# Evaluation of default configurations


We have two answer to questions:
 1. By which method can we find good Symbolic Defaults? 
 2. **Can we find good (i.e. better than currently known) symbolic defaults?**
 
This notebook addresses the second question.

----

After determining good symbolic defaults, we ought to see how they compare to current (scikit-learn) defaults.
To this end, we compare three different default configurations (in bold is the name by which they will be referenced henceforth):

 - The **symbolic** defaults we found from evolutionary optimization, specifically: `C=128, gamma=(mkd / 4)`
 - The scikit-learn **0.20** defaults, specifically: `C=1., gamma=(1 / n_features)`
 - The scikit-learn >= **0.22** defaults, specifically: `C=1., gamma=(1 / (n_features * X.var()))`
 
Note that actually all of these defaults are symbolic.

A second important detail to note is that these settings are not tried by themselves.
A (fairly standard) preprocessing pipeline is applied:
 - **Imputation**: using the mean for numeric features, and the most frequent value for categorical features.
 - **Transformation**: numeric features are scaled to N(0, 1), categorical features are one-hot encoded.
 - **Feature Selection**: all constant features are removed.
 
After these steps, the SVC is invoked on the preprocessed data with the given values for `C` and `gamma`.

Note: for the scikit-learn defaults, currently the metafeatures of the preprocessed data are used (e.g. `n_features` is determined after one-hot encoding, for instance).
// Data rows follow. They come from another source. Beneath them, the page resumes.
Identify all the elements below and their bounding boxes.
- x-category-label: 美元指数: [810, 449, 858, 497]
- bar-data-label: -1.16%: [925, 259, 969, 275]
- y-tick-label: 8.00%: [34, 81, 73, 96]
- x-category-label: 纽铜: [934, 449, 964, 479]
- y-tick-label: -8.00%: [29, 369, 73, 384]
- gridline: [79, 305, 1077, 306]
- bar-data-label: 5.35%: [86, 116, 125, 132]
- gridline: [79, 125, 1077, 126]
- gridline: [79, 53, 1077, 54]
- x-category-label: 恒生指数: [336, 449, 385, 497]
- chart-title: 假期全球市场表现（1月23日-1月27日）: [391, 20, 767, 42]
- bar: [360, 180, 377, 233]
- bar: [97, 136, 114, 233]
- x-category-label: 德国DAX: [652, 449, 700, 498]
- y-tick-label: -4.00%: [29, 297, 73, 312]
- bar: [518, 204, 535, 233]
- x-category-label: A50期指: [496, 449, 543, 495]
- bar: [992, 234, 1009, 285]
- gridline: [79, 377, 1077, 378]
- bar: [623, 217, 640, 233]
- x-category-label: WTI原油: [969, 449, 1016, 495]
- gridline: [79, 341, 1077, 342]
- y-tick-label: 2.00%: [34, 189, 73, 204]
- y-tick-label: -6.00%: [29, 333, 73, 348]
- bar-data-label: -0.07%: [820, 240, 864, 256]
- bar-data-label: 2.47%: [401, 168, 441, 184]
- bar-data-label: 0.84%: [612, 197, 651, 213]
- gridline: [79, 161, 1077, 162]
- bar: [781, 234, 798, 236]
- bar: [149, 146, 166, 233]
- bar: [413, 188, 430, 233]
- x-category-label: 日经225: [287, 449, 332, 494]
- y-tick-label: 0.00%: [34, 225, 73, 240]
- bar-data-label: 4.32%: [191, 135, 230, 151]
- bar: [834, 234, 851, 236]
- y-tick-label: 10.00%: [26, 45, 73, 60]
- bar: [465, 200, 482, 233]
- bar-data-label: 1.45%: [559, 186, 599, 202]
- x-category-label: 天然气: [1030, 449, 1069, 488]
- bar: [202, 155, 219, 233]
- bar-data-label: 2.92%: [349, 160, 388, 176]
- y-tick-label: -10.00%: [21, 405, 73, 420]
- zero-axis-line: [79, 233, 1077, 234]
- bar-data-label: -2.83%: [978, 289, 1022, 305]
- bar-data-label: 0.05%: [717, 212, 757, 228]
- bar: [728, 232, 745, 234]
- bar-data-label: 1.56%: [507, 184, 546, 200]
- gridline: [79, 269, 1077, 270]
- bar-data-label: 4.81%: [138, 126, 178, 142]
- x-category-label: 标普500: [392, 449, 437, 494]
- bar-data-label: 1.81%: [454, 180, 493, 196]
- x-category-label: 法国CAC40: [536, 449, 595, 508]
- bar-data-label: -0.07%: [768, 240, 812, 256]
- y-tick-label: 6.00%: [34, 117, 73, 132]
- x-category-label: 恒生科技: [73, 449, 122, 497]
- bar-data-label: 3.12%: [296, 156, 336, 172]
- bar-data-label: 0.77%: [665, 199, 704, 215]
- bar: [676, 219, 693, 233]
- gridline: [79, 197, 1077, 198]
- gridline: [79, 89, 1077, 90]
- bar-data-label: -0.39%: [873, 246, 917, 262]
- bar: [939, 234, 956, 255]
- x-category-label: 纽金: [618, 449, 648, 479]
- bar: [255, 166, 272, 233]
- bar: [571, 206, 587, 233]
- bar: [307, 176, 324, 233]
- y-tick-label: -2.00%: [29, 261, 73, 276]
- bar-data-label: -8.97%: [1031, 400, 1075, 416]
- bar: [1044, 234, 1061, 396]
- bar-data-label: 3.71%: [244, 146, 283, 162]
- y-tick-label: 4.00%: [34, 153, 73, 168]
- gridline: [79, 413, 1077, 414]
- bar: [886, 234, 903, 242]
For the *symbolic* method `mkd` is determined on the original, (largely) unprocessed dataset (samples with NaN values are ignored).

## 1.1  Loading Data

In [6]:
# Data from results
from persistence import load_problem, load_results_for_problem
p = load_problem('problems.json', 'svc')
svc_results = load_results_for_problem(p)

In [7]:
# A couple methods that help parse data from the output logs.
import operator
def is_performance_line(line):
    return line.count(' ') == 2

def parse_performance_line(line):
    task, avg, std = line[:-1].split(' ')
    return int(task), float(avg), float(std)

def get_performance_from_console_output(file):
    with open(file, 'r') as fh:
        lines = fh.readlines()
    return [parse_performance_line(line) for line in lines
            if is_performance_line(line)]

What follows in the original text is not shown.